Your data, smarter (18)-May-11-2021-01-05-13-97-PM


Design once, run anywhere


Runtime Agnostic

Design once, run anywhere. Be able to design a data process and run it on any engine you want. Apache Hop allows you to design a data pipeline and run it on your local laptop, a remote server, or on Apache Spark, Apache Flink or Google Dataflow through Apache Beam. 

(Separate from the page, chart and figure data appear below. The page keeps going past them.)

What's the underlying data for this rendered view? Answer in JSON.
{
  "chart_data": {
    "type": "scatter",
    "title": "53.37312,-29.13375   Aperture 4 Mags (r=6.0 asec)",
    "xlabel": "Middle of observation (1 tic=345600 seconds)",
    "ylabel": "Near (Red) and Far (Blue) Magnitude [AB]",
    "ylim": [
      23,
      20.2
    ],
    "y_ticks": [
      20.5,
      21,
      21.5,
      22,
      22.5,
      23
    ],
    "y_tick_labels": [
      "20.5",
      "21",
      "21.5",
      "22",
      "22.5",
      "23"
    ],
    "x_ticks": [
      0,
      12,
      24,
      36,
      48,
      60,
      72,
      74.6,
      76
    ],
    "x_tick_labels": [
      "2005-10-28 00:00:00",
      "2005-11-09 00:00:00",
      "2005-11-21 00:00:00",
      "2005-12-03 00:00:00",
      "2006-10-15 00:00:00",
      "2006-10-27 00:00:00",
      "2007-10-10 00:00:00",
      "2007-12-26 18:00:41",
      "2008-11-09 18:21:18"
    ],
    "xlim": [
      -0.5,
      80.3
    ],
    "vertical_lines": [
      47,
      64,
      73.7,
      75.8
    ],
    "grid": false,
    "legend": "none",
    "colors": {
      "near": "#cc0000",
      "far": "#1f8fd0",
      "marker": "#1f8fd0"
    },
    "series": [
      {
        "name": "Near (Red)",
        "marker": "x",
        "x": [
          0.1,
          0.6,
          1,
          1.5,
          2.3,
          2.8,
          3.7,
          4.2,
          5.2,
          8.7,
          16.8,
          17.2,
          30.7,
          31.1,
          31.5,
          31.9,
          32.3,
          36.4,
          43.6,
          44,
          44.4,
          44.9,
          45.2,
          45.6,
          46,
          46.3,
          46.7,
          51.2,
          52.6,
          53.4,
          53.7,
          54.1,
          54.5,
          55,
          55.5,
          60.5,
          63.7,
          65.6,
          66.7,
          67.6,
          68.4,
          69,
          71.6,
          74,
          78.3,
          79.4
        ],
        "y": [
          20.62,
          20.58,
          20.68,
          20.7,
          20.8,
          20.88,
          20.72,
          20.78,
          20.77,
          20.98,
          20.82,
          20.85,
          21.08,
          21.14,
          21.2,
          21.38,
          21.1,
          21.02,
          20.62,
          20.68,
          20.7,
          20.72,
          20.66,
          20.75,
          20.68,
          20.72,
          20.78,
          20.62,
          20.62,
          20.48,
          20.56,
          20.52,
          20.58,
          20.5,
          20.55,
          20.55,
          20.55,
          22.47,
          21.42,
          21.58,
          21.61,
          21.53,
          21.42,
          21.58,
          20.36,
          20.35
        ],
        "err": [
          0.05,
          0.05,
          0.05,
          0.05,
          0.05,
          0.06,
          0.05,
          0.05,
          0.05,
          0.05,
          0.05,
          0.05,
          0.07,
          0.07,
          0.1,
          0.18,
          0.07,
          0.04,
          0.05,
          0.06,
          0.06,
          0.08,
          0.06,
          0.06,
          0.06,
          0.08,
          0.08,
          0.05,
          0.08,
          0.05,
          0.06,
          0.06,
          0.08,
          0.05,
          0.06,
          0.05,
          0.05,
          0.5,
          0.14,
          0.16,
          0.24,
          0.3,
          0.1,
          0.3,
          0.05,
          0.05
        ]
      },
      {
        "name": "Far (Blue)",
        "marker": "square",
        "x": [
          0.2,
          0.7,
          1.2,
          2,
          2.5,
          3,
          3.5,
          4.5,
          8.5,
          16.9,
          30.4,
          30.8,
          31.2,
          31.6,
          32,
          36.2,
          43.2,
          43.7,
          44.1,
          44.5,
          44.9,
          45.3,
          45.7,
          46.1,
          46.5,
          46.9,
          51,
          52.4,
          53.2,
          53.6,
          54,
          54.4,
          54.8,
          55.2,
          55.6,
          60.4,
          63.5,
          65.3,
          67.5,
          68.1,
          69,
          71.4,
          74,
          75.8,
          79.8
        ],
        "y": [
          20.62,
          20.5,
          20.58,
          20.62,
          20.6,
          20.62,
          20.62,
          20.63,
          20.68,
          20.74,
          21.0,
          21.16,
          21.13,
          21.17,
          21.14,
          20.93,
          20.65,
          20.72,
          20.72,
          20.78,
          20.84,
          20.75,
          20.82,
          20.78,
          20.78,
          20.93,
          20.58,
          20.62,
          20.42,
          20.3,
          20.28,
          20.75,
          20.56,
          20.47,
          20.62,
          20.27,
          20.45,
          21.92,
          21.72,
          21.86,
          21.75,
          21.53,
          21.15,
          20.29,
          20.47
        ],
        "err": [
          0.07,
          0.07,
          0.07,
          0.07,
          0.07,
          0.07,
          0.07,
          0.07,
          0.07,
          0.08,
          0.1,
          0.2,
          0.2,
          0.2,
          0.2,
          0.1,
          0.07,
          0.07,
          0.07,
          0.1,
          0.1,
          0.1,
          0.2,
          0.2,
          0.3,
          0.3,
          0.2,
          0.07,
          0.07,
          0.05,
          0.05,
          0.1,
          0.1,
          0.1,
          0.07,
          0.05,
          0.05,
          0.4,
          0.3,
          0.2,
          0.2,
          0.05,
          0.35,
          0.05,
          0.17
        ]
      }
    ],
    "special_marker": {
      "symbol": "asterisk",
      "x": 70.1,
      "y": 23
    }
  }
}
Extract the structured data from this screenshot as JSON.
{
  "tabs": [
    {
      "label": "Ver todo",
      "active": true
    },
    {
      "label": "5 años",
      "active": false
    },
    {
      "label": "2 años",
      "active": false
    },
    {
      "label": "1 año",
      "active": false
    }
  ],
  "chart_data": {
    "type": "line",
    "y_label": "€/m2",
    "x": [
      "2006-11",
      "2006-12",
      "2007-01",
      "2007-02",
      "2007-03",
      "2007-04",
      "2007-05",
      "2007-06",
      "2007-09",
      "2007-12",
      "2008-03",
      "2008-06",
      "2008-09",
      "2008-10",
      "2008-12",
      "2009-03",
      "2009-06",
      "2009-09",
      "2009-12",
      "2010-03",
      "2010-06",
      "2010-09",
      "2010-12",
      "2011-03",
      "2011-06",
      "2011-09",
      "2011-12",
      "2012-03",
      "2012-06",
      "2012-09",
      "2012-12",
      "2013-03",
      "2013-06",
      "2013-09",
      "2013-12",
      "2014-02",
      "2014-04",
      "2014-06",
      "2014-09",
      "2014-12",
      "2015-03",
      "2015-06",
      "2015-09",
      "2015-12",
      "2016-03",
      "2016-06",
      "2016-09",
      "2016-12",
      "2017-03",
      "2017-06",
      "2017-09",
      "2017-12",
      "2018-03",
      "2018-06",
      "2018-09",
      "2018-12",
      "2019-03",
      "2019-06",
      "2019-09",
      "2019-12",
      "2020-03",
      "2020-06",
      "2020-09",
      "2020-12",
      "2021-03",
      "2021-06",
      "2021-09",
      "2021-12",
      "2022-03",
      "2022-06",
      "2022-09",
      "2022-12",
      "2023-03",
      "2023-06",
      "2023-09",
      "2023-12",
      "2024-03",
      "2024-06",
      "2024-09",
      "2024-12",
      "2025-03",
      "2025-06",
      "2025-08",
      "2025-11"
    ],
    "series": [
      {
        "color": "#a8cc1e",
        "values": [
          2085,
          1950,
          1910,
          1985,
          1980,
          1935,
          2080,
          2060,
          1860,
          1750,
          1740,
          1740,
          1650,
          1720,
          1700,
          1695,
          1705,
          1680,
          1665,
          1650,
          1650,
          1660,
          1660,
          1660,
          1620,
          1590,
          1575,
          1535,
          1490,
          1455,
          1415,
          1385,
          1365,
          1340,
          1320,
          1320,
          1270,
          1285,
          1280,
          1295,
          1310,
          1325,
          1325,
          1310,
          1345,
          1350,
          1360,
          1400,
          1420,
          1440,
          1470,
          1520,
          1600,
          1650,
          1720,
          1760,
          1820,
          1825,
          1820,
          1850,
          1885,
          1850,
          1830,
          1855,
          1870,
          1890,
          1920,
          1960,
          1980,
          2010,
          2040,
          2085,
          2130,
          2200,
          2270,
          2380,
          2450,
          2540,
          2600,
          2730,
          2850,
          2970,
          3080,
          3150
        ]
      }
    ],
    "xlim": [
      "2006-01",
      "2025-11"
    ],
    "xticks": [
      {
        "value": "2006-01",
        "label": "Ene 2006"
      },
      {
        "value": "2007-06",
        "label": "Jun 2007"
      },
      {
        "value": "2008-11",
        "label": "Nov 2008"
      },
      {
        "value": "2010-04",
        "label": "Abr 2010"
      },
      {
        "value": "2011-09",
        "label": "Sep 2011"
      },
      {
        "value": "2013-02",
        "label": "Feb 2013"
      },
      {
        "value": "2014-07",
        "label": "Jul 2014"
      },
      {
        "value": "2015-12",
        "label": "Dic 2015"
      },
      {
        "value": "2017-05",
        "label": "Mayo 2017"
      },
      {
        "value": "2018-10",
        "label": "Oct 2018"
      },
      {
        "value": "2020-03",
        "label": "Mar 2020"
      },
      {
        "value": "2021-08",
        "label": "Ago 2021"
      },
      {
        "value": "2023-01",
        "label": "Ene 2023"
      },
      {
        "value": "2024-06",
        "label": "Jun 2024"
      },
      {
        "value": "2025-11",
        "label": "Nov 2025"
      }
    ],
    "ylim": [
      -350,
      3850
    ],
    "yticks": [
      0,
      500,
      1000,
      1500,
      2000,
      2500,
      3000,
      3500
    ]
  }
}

A Pipeline Run Configuration is a metadata object that decouples the design and execution phases of Apache Hop pipeline development. A pipeline is a definition of how data is processed, a run configuration defines where the pipeline is executed.

pipeline v.1-1

Runtime engines

Apache Hop comes supports a number of different runtime engines:
  • Beam DataFlow pipeline engine: runs pipelines on Google DataFlow over Apache Beam.
  • Beam Direct pipeline engine: runs pipelines on the direct Beam runner (mainly for testing purposes).
  • Beam Flink pipeline engine: this configuration runs pipelines on Apache Flink over Apache Beam
  • Beam Spark pipeline engine: runs pipelines on Apache Spark over Apache Beam.
  • Local pipeline engine: runs pipelines locally in the native Hop engine.
  • Remote pipeline engine: runs pipelines in the native Hop engine on a remote machine.